Son fils, sa bataille
J’ai le souvenir d’une matinée pluvieuse, à Paris. Rue Balzac. Je suis en retard à un rendez-vous. Je marche vite, sous des trombes d’eau. Ça glisse et le téléphone sonne. Le nom de Cécile Pivot s’affiche : c’est la rédactrice en chef de Maison Française. Il faut toujours répondre à un(e) rédac chef… Je décroche, les mains trempées, sous un porche d’immeuble. « Veux tu reprendre la rubrique Entretien ? Tu travailleras avec le photographe Bruno Comtesse… » Nous sommes fin 2014. Ce sont ces interviews et portraits réalisés avec Comtesse pour la presse déco qui vont déboucher sur la série des Etre(s) Singulier(s), relayée sur le blog 1 Epok formidable, depuis 2015. Alors quand j’ai su que Cécile Pivot publiait son premier livre – en librairie aujourd’hui -, il paraissait naturel de lui faire une place parmi ces « singuliers ». Et ce d’autant que son ouvrage, intitulé Comme d’habitude (Calmann Lévy), n’a rien de banal. Il prend les allures d’une longue lettre destinée à son fils Antoine. Un fils autiste, qui a aujourd’hui une vingtaine d’années.

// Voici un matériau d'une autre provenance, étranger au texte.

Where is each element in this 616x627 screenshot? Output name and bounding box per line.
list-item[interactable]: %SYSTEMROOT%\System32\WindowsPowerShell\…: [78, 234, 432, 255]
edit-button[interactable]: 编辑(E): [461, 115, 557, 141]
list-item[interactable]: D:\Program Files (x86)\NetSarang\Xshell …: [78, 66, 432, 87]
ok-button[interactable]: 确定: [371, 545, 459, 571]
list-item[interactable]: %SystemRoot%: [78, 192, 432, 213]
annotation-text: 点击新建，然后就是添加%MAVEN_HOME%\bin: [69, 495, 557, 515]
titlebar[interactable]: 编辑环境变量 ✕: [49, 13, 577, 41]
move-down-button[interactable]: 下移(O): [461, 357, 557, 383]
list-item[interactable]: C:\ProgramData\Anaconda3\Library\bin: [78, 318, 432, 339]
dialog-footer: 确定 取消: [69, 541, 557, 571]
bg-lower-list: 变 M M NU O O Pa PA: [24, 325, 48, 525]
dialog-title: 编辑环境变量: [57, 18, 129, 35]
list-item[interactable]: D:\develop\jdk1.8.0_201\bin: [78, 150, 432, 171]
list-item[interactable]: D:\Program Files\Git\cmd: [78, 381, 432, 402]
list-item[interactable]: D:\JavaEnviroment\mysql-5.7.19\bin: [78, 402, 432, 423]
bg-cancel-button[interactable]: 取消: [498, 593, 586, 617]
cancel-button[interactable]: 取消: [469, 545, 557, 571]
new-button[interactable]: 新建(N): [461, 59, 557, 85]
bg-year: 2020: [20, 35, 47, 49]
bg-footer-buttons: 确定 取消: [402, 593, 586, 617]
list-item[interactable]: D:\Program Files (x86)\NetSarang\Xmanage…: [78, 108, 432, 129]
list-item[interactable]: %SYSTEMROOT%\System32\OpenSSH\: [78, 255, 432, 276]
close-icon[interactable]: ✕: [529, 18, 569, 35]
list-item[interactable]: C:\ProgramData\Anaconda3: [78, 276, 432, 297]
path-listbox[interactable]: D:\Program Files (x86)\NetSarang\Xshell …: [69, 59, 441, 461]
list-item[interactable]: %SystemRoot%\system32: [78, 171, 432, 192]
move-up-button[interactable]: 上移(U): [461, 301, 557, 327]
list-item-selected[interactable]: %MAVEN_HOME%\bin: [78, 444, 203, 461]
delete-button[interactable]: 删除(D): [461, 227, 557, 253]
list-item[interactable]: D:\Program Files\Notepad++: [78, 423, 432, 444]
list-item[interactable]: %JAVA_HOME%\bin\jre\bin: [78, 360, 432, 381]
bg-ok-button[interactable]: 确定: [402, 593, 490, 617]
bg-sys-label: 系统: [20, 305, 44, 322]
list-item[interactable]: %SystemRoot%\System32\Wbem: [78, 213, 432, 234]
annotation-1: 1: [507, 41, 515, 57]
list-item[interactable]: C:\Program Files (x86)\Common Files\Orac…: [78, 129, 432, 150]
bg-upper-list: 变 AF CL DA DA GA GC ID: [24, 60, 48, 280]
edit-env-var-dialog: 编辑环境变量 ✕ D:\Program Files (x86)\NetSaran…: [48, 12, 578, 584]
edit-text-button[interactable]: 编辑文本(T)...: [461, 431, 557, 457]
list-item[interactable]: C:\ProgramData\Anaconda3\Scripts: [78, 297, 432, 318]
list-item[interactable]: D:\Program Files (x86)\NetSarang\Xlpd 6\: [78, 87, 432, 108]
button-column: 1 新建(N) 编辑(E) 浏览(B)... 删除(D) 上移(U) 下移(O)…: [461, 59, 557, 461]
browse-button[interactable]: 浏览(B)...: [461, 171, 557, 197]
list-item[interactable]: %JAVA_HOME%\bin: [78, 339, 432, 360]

« Il se cogne à l’existence »
Une leçon de courage ? Cécile Pivot ne voit pas son travail d’écriture ainsi. « J’avais envie de faire un livre. Le sujet s’imposait. Ça m’a fait du bien. » S’épancher l’a donc soulagée. Apaisée peut-être aussi. Surtout après avoir quitté la presse en 2015. « J’avais été salariée pendant dix-neuf ans. Je me retrouvais soudain toute seule chez moi. J’allais faire quoi ? » Elle a alors farfouillé dans les notes prises au fil des ans, au fil de l’enfance, puis de l’adolescence d’Antoine. Son livre n’a rien de chronologique pourtant. « Je l’ai articulé par thèmes. » Un exercice de style ponctué de phrases qui font mouche. Parlant de son fils, elle écrit par exemple : « Il se cogne à l’existence. » Et elle ne gomme en rien son impuissance face à un enfant qu’elle ne comprend pas toujours. Même encore aujourd’hui. « De la culpabilité, j’en ai à revendre », couche-t-elle également sur le papier. Et ses mots s’ajustent un peu plus encore lorsqu’elle disserte sur « le regard des autres ». Sensible, attentive, à l’écoute, elle observe tout et tout le monde. D’aucuns la croient dans sa bulle. Mais elle voit ce que les autres négligent. Elle sent, elle ressent autrement. Ça l’isole tout en décuplant sa force « pour continuer ».
« Je rêve de passer une journée dans ton cerveau »
« J’ai parfois pleuré en rédigeant ce livre ». Un mal de mère nécessaire. Quant à l’épisode lyonnais, où elle confie la garde de ses deux enfants à une femme qui les maltraitait, elle a hésité à la livrer. Comme ça. Froidement. Sans prendre de gants. L’aveu est brutal. Mais elle l’assume et ne parle toujours pas de courage de sa part. « Je rêve de passer une journée dans ton cerveau pour y traquer tes angoisses et tâcher de les apaiser », poursuit-elle à l’intention d’Antoine, désormais accueilli en hôpital de jour. Cécile Pivot, elle, a fini par apprivoiser sa maison de Malakoff comme étant aussi un lieu de travail. « J’ai installé mon bureau dans le garage. » A l’abri des regards. Tel un refuge ? Elle termine un café dans sa cuisine, jette un œil sur Dimanche, le Flat Coated de la famille, et reconnaît qu’elle aimerait se lancer dans l’écriture d’un roman. Une nouvelle aventure pour cette fille de journalistes, qui, ado, ne pensait qu’à « embrasser les garçons ».